駅前で買い物と鉄道利用をまとめられる一方、西へ向かうと住宅、工場、倉庫が混在し、道路沿いの施設が増えます。大東市は住工調和を掲げ、工業地域等で住宅開発と工場操業の共存に関する制度を設けています。制度があることと、個々の街区の騒音・交通が同じことは別です。平日昼と夜、休日で同じ道を確かめることが欠かせません。
低地では寝屋川、恩智川、水路の位置も生活経路に影響します。平坦で自転車を使いやすく見えても、渡れる橋が限られる場所や、豪雨時に内水の想定がある場所があります。日常の近道と避難時の安全な道を同じにせず、市の最新防災マップで候補住所を確認します。
野崎・北条は平地から飯盛山麓へ何段上るかを見る
駅東西の地形差を、徒歩・自転車・乗合タクシー・防災の条件に置き換えます。
野崎駅の西側は平地の住宅地へ、東側は寺川や野崎、北条を経て飯盛山麓へ続きます。駅までの距離だけなら近くても、東へ進むにつれて勾配が増えます。朝の下りは短く感じても、帰宅時の上り、雨の日、買い物の荷物がある日は条件が変わります。

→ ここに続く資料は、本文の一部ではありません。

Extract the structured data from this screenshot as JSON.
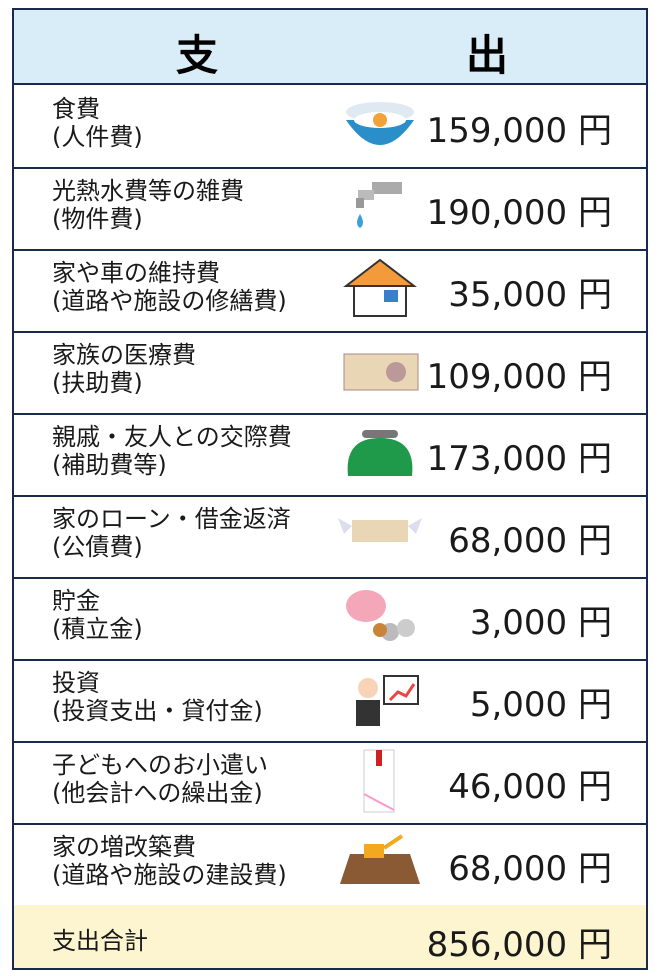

北条の一部では四条畷駅、野崎駅のどちらも候補になります。どちらを使うかは列車本数だけでなく、踏切、駐輪場、坂の向きで決まります。市内東部の公共交通には路線バスのほか東部地域乗合タクシーがあり、北条、野崎・寺川、中垣内などコースごとに運行日や予約条件が異なります。乗合タクシーを定時の一般路線バスと同じ前提で数えないことが重要です。
山麓では土砂災害警戒区域、急傾斜、避難場所への経路を確認します。平地側では洪水・内水が主な確認点です。同じ駅勢圏の中でハザードの種類が変わるため、駅から東へ「何分」ではなく、地形が何段変わるかを現地と地形図で見ます。